Inhuman Bondage: The Rise and Fall of Slavery in the New World
- Author: David Brion Davis
- Language: English
- Genre: History, Slavery
- Publisher: Oxford University Press
- Publication date: 2006
- Publication place: United States
- Pages: 440
- ISBN: 978-0195339444
- OCLC: 62281901

= Inhuman Bondage =

2006 book by David Brion Davis

Inhuman Bondage: The Rise and Fall of Slavery in the New World is a book by American cultural and intellectual historian David Brion Davis, published by Oxford University Press in 2006. It recounts the history of slavery in a global context. It was praised widely as a full and comprehensive rendering of the subject and won the 2007 Ralph Waldo Emerson Award.

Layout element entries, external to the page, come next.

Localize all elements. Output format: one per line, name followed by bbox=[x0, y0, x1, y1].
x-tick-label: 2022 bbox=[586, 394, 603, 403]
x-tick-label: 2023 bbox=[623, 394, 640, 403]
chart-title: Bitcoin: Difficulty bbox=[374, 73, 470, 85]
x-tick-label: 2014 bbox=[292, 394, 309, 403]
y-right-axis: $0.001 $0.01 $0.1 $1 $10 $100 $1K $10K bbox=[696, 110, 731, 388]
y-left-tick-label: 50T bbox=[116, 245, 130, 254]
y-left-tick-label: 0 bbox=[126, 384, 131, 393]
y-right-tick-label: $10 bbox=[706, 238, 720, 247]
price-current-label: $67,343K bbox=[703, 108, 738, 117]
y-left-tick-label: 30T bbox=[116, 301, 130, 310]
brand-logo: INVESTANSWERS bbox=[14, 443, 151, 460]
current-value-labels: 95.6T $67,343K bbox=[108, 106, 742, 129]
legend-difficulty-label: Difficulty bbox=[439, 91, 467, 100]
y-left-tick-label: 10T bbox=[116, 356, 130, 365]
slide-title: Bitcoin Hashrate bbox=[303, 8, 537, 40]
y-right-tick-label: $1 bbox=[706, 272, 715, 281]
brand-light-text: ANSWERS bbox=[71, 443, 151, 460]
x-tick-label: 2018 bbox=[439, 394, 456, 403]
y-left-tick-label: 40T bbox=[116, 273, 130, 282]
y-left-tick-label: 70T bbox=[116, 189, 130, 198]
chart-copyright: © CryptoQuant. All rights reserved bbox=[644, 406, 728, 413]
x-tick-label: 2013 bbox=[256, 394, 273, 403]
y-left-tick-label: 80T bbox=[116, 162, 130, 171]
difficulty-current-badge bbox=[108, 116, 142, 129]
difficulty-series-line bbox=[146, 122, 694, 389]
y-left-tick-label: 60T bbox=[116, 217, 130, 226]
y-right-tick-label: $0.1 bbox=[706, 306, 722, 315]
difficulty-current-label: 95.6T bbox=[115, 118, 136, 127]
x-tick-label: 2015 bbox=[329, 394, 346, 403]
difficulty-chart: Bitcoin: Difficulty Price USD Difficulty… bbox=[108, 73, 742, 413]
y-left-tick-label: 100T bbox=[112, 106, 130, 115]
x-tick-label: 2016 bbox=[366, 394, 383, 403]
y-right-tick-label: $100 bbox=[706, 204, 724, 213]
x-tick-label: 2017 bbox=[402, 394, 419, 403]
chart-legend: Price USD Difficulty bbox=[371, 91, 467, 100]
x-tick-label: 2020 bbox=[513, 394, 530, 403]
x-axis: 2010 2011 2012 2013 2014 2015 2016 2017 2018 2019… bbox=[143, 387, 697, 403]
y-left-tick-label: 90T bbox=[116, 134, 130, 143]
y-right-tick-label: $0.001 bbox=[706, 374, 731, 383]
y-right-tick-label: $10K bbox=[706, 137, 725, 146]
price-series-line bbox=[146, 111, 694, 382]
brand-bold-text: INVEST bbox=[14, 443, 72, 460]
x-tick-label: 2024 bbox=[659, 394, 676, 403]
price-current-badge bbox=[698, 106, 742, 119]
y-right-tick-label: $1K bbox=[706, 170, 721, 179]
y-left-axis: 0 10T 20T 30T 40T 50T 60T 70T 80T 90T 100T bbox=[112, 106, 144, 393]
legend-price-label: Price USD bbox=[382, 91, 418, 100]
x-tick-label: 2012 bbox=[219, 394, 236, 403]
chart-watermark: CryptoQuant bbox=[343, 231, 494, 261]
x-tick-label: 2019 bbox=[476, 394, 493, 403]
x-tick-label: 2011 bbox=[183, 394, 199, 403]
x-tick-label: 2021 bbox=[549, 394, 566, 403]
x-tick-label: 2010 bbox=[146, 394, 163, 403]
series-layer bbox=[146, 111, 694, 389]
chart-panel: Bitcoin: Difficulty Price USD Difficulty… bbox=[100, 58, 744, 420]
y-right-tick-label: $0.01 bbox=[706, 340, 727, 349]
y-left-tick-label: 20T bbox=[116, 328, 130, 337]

Davis, a leading authority on slavery in the western world, has said the impetus for the book began as a series of lectures for a course he taught on slavery at Yale in 1994. Davis' own interest in slavery began with his experiences with the segregation and sometimes mistreatment of black soldiers when he was stationed in Germany as an eighteen-year-old sailor during the last days of World War II.

==Premise==

Inhuman Bondage: The Rise and Fall of Slavery in the New World traces slavery from its ancient foundations through the long evolution of antiblack racism. Davis iterates time and again that slavery played a crucial role in the building of the United States, from the emergence of the American colonies to laying the foundation for "...everything America was to become". In laying out a more precise definition of the term slavery, Davis expands Orlando Patterson's definition—that of extreme "permanent, violent, and personal domination of natally alienated and generally dishonored persons"—to incorporate the attribution to humans of 'animalization', which allows the master to deny any redeeming rational and spiritual qualities to the enslaved that would otherwise bind the two together. Unlike many scholarly efforts, Davis does not devote the entire book to the Atlantic slave trade. Instead he highlights the international character of the slave trade through intervening perspectives and factors such as nations, politicians, the media, and both black and white abolitionism.

==Contents==
Relying heavily on the account laid out in Howard Jones' Mutiny on the Amistad: The Saga of a Slave Revolt and Its Impact on American Abolition, Law, and Diplomacy (New York, 1987; rev ed., 1988), as well as on court records, newspaper accounts, and other primary sources, Davis begins the book by using what happened on the 19th century ship, La Amistad, because he believes the case illustrated how the American justice system of the time dealt with the multinational character of the Atlantic slave trade. He goes on to cover slavery during antiquity, a comprehensive account of the origins of anti-black racism, slavery in Brazil and the Caribbean, American slavery in colonial America and Mexico, the French Revolution, the Haitian Revolution, the involvement of Africans in the slave trade, national politics of slavery in the United States, 2 chapters on the characteristic brand of 19th-century slavery in the southern United States, the Civil War, two chapters on British and American abolitionism, and emancipation.

==Critical reception==
The book received universal acclaim as a comprehensive and career capping effort on the part of the author and the subject matter. Pulitzer Prize winning author Eric Foner called Inhuman Bondage "one of the finest one-volume histories of the rise and fall of modern slavery."